A pack of legal, taxed, state-stamped Newports goes for upward of $14 at a legitimate Manhattan retailer. The Post purchased illegal, unstamped Newports at a 125th Street bodega last week for $6.50. The clerk said the butts originated with "the Indians."
The cigarette maker remains defiant.

"We have spoken to Lorillard on many occasions and asked them to stop supplying the Poospatucks, and they have refused," Proshansky said.

The incendiary comments are the city's first salvo against Big Tobacco. When asked if the city would follow its tough talk with a precedent-setting lawsuit against the nation's oldest tobacco company, Proshansky would only say, "We never talk in advance about what we're trying to do."

The city is currently suing an array of Poospatuck shops for illegally selling smokes to non-tribesman, and, separately, it is suing wholesalers for supplying untaxed smokes to the reservation.

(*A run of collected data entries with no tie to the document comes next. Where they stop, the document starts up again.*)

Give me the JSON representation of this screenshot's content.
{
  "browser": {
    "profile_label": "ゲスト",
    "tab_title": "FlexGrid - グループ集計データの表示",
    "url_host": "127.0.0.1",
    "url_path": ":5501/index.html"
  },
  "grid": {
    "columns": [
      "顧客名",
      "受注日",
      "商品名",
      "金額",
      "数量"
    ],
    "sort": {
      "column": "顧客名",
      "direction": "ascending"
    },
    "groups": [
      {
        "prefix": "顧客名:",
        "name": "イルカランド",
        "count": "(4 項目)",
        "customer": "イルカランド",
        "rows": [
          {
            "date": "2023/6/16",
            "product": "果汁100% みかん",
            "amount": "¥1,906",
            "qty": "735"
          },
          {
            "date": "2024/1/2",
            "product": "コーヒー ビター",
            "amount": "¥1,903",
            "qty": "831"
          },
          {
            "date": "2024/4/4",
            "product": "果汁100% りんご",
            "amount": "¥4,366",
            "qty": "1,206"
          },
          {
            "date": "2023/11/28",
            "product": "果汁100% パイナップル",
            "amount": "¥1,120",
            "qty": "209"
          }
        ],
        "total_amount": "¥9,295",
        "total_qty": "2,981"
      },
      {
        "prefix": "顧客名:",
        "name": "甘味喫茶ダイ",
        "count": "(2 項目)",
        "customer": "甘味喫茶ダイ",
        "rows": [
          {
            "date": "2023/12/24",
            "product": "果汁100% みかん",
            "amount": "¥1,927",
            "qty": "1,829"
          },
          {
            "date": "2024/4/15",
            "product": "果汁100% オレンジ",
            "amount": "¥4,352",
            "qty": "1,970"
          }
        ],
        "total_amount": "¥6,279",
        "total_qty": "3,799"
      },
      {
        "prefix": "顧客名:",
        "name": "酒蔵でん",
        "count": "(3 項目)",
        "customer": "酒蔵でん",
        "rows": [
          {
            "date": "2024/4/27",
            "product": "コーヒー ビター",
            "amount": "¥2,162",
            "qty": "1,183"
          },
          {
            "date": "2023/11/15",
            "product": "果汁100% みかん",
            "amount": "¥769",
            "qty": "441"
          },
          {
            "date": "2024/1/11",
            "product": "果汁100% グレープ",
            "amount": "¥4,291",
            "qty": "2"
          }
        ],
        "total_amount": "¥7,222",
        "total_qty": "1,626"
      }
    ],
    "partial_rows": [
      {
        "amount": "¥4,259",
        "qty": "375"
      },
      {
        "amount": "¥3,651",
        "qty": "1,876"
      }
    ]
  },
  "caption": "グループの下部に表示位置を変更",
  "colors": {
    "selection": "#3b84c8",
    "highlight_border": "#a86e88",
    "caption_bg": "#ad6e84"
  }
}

The prospect of a legal battle against Lorillard is murky. The cigarette giant legally sells smokes to wholesalers, who supply the Indian shops -- which are immune from a $4.35 state tax.

The tax dodge may soon end. A state law passed last year would compel tribes to pony up and collect taxes on smokes sold to nontribe members. But the Indians sued, lost and last week appealed to keep the law from taking effect immediately.

The measure would also limit the number of cigarettes that could be made available to tribes based on their populations.

It is illegal to sell untaxed smokes to nontribe members -- but without enforcement, the practice continues, with buyers hauling away as many cartons as they can carry.
Bootleggers buy in bulk from the Indians -- for as low as $37 a carton of unstamped Newports, $78 less than the $115 they would fetch in NYC legally.

The butts usually end up in poor neighborhoods like Harlem and the South Bronx.
The state and city lose $420 million in uncollected taxes because of the illegal pipeline.

Officials also fear the bootlegged butts end up in the hands of minors.
"Untaxed cigarettes undermine the efforts to protect the public's health and prevent youth from starting smoking," said Susan Kansagra, of the city Health Department's Bureau of Tobacco Control.

The Greensboro, NC-based Lorillard -- which reported net sales of $5.9 billion last year -- insists it's doing nothing illegal.
"Lorillard has strictly followed the New York tax law and regulations and has only sold cigarettes to state-licensed wholesale dealers, not directly to Native American retailers," said spokesman Gregg Perry.

"New York has always had the power to shut down the trade in untaxed cigarettes on Native American reservations but has chosen not to do so."